Amazon Redshift is your analytics warehouse, designed for scale and speed. JetBrains TeamCity is your continuous integration workhorse, automating builds and deployments. Each is powerful alone. Together, they can move data and insight faster across your stack, if you set them up to speak the same language—identity and access.
When you integrate Redshift and TeamCity, the challenge isn’t writing SQL or YAML. It’s making sure temporary credentials, IAM permissions, and environment variables don’t leak or expire mid-run. The smartest move is to treat your CI agents as short-lived principals rather than trusted machines buried under static keys.

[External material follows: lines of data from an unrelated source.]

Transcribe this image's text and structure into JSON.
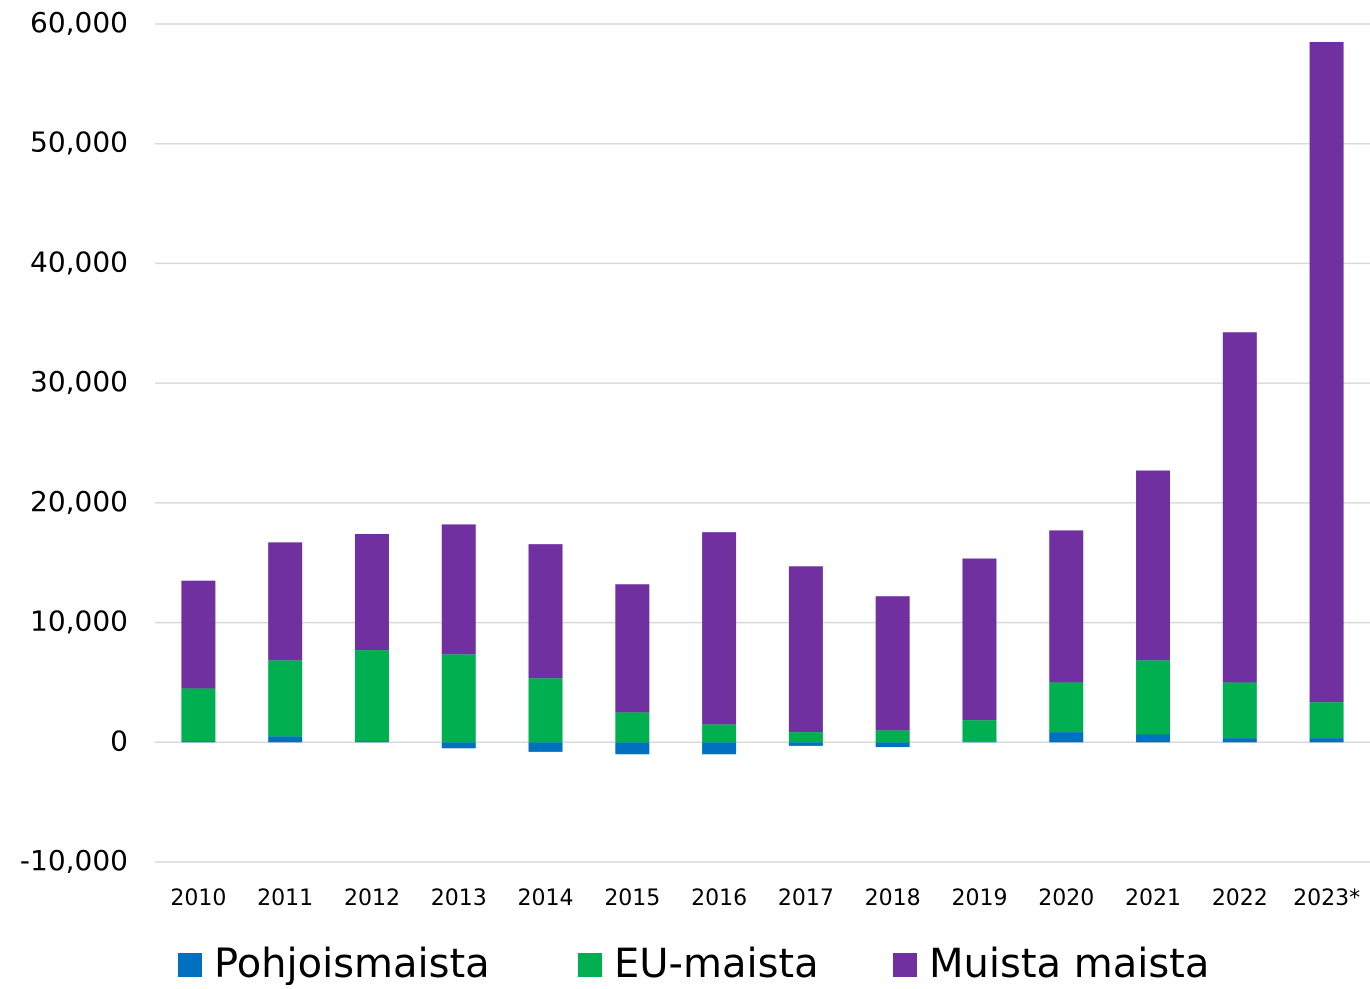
{
  "chart_data": {
    "type": "stacked_bar",
    "categories": [
      "2010",
      "2011",
      "2012",
      "2013",
      "2014",
      "2015",
      "2016",
      "2017",
      "2018",
      "2019",
      "2020",
      "2021",
      "2022",
      "2023*"
    ],
    "series": [
      {
        "name": "Pohjoismaista",
        "color": "#0070c0",
        "values": [
          100,
          500,
          100,
          -500,
          -800,
          -1000,
          -1000,
          -300,
          -400,
          50,
          850,
          650,
          350,
          350
        ]
      },
      {
        "name": "EU-maista",
        "color": "#00b050",
        "values": [
          4400,
          6350,
          7600,
          7350,
          5350,
          2500,
          1500,
          850,
          1000,
          1800,
          4150,
          6200,
          4650,
          3000
        ]
      },
      {
        "name": "Muista maista",
        "color": "#7030a0",
        "values": [
          9000,
          9850,
          9700,
          10850,
          11200,
          10700,
          16050,
          13850,
          11200,
          13500,
          12700,
          15850,
          29250,
          55150
        ]
      }
    ],
    "ylim": [
      -10000,
      60000
    ],
    "yticks": [
      {
        "value": -10000,
        "label": "-10,000"
      },
      0,
      {
        "value": 10000,
        "label": "10,000"
      },
      {
        "value": 20000,
        "label": "20,000"
      },
      {
        "value": 30000,
        "label": "30,000"
      },
      {
        "value": 40000,
        "label": "40,000"
      },
      {
        "value": 50000,
        "label": "50,000"
      },
      {
        "value": 60000,
        "label": "60,000"
      }
    ],
    "grid": true,
    "legend": "bottom"
  }
}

Here’s how the logic flows. TeamCity runs a job that triggers an ETL or analytics refresh in Redshift. Instead of storing Redshift secrets inside TeamCity parameters, you have TeamCity request credentials through AWS Identity and Access Management using an assumed role or federated identity. The job picks up those credentials at runtime, uses them, and drops them immediately after. No long-lived passwords, no secret sprawl.
If you get an “access denied” during this handshake, the usual suspects are mismatched roles, missing policy permissions, or a typo in the trust relationship. Test IAM policies locally before embedding them in a build configuration. Rotate your roles quarterly. Treat OIDC tokens like perishable goods—they are.